Последний старец по страницам 138

- Эвакуированы в Астрахань, - давясь от плача заговорил тот, не отрывая рук.

- Ого! – подкинул палец «гражданин майор». Он был небольшого роста. На голове лохматился седой ежик волос. На узких плечах шелестела новая гимнастёрка из тёмно-зелёной шерсти. В петлицах, что раньше были серебристо- голубые, с пропеллерами от ВВС, на этот раз  была пехотная эмблема из двух скрещённых ружей. Эмалево-золотой значок «гвардия» на груди был как нельзя кстати. – Эвакуировали их! А они кто – наркомы или конструктора? Это почему их так – взяли и сунули эвакуационное свидетельство? Это кто его им сунул, мать его за руку?!? А?!?

- Не-не знаю, - заикался тот сквозь рыдания. – Я не-не з-з-знаю…

- Заладил как припадочный – не знает он! Знать надо! – майор снял пистолет с предохранителя. Звонко передёрнув затвор, загнал патрон в ствол. Подмигнул ещё раз. Внезапно, налившись кровью, затрясся как паралитик: - Зенки открыл! Быстро! Ну!?! В глаза мне смотреть! Говори быстро: кто тебя завербовал? Кто…

- Я не-не знаю… Был один – приходил… Тёмный такой… Говорил, что жалко ему… Я не-не знаю кто…

- Говори быстро: кто? Имя, звание, особые приметы? Он тебе всучил журнал? Отвечай – он!?!

- Не-не знаю… я его потом отыскал. В вещмешке…

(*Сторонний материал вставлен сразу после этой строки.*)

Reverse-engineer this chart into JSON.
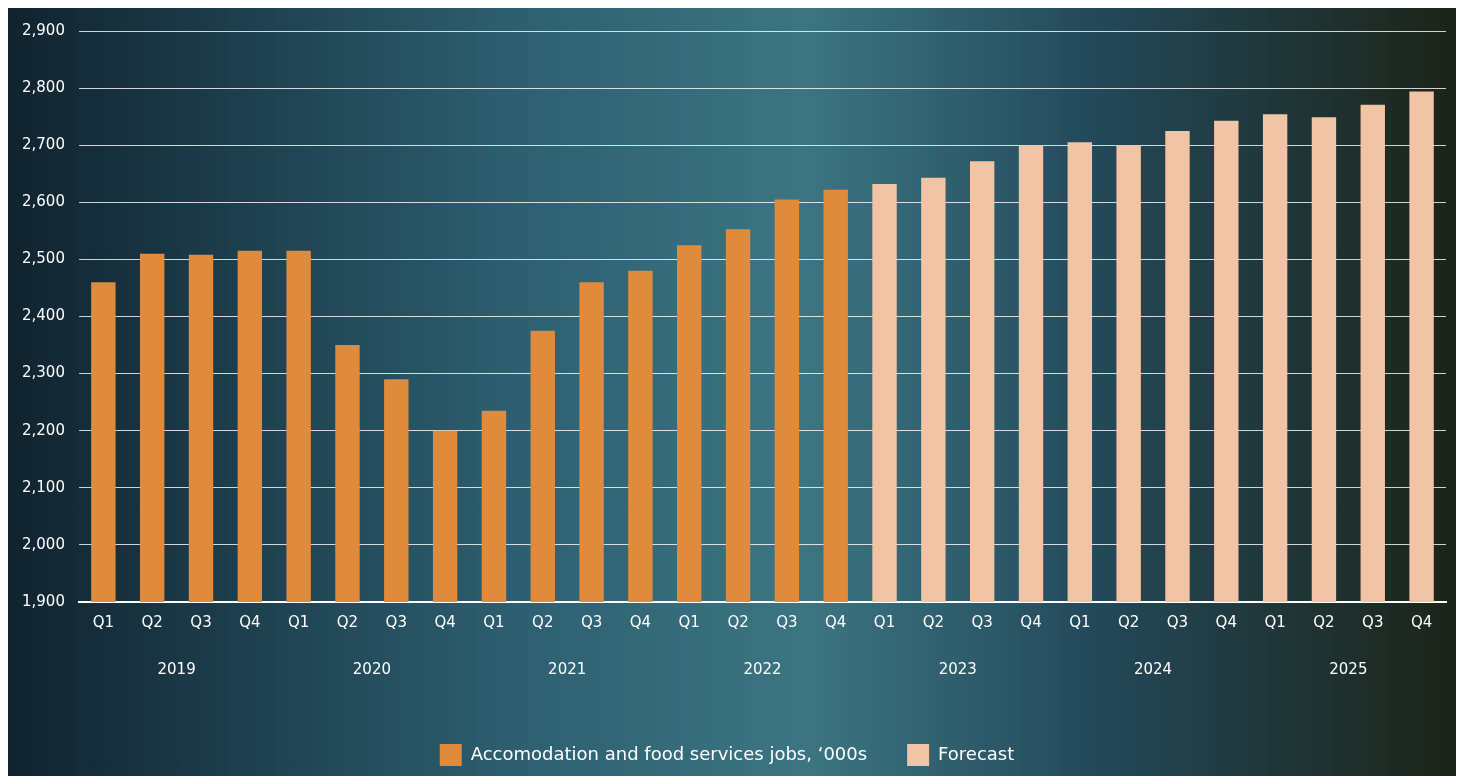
{
  "chart_data": {
    "type": "bar",
    "categories": [
      "Q1",
      "Q2",
      "Q3",
      "Q4",
      "Q1",
      "Q2",
      "Q3",
      "Q4",
      "Q1",
      "Q2",
      "Q3",
      "Q4",
      "Q1",
      "Q2",
      "Q3",
      "Q4",
      "Q1",
      "Q2",
      "Q3",
      "Q4",
      "Q1",
      "Q2",
      "Q3",
      "Q4",
      "Q1",
      "Q2",
      "Q3",
      "Q4"
    ],
    "series": [
      {
        "name": "Accomodation and food services jobs, ‘000s",
        "color": "#e08a3c",
        "values": [
          2460,
          2510,
          2508,
          2515,
          2515,
          2350,
          2290,
          2200,
          2235,
          2375,
          2460,
          2480,
          2525,
          2553,
          2605,
          2622,
          null,
          null,
          null,
          null,
          null,
          null,
          null,
          null,
          null,
          null,
          null,
          null
        ]
      },
      {
        "name": "Forecast",
        "color": "#f0c4a4",
        "values": [
          null,
          null,
          null,
          null,
          null,
          null,
          null,
          null,
          null,
          null,
          null,
          null,
          null,
          null,
          null,
          null,
          2632,
          2643,
          2672,
          2700,
          2705,
          2700,
          2725,
          2743,
          2754,
          2749,
          2771,
          2794
        ]
      }
    ],
    "annotations": [
      "2019",
      "2020",
      "2021",
      "2022",
      "2023",
      "2024",
      "2025"
    ],
    "ylim": [
      1900,
      2900
    ],
    "yticks": [
      {
        "value": 1900,
        "label": "1,900"
      },
      {
        "value": 2000,
        "label": "2,000"
      },
      {
        "value": 2100,
        "label": "2,100"
      },
      {
        "value": 2200,
        "label": "2,200"
      },
      {
        "value": 2300,
        "label": "2,300"
      },
      {
        "value": 2400,
        "label": "2,400"
      },
      {
        "value": 2500,
        "label": "2,500"
      },
      {
        "value": 2600,
        "label": "2,600"
      },
      {
        "value": 2700,
        "label": "2,700"
      },
      {
        "value": 2800,
        "label": "2,800"
      },
      {
        "value": 2900,
        "label": "2,900"
      }
    ],
    "grid": "y",
    "legend": "bottom"
  }
}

- Ну, смотри! На вон, кусок сахару. Пососи хоть как следует. Да чайку попей, - рука майора щёлкнула пальцами. По ступенькам (блиндаж был в три наката, отрытый и настланный летом) сбежал дневальный сержант с трофейным плоским котелком со складной крышкой-манеркой, что использовалась для питья. – Сейчас дам карандаш и бумагу.  Напишешь мне всё подробно. Сможешь?

- Ум… гум…

- Не ум-гум, а есть! Эх ты, враг народа – чучело из огорода, - майор, довольный своей шуткой, захохотал. – Ну, если не сможешь, мы подсобим, – он вновь моргнул капитану, что зарылся носом в папку для бумаг с оперативным делом сидящего рядового. – Только, если подсоблять будем, ты много чего напишешь. Это я тебе обещаю! За дёшево отделаться у нас не выйдет. Не та система!

   Он вызвал через дневального бойца с ППШ. Поручил ему присматривать за изменником, пока тот «сочинять будет». Затем, набросив полушубок и шапку, предложил выйти с ним в траншею. Так и поступили.

- Даже чаю, этот дурак, попить не дал, - насмешливо протянул майор, жадно закуривая «Казбек». – Тьфу! Тошно от него! Даже бил – и то тошнит. Как на гавно встал. На жалость давит! Я таких, жалостливых, за версту чую. Родители, видать, из бывших. Троцкисты, ясный огород! Надо шифровку с нарочным – в дивизионный отдел! Что б территориалы их отследили!

- Да, надо, – вдумчиво согласился капитан. – А с этим как?

- Что? - неопределённо ухватился за мысль  начальник.

- Может для себя прибережем? Для контактов с этим «тёмным»?

- Надо подумать. С начальством согласовать. За самодеятельность, сам знаешь – по шапке… того! А мысль интересная. Мне б его звание по легенде, приметы. Неужто из наших? Или шляется кто по ночам? – майор даже подавился табаком от возбуждения.  Прокашлявшись, продолжил: - Вот заразы, фрицы! Как работают! А познакомиться с этим «ряженым», артистом из Большого  театра, надо. Всенепременно! Так и назовём разработку. «Ряженый»!

- Лучше «тёмный», - настаивал капитан. – Так по сути. С момента истины…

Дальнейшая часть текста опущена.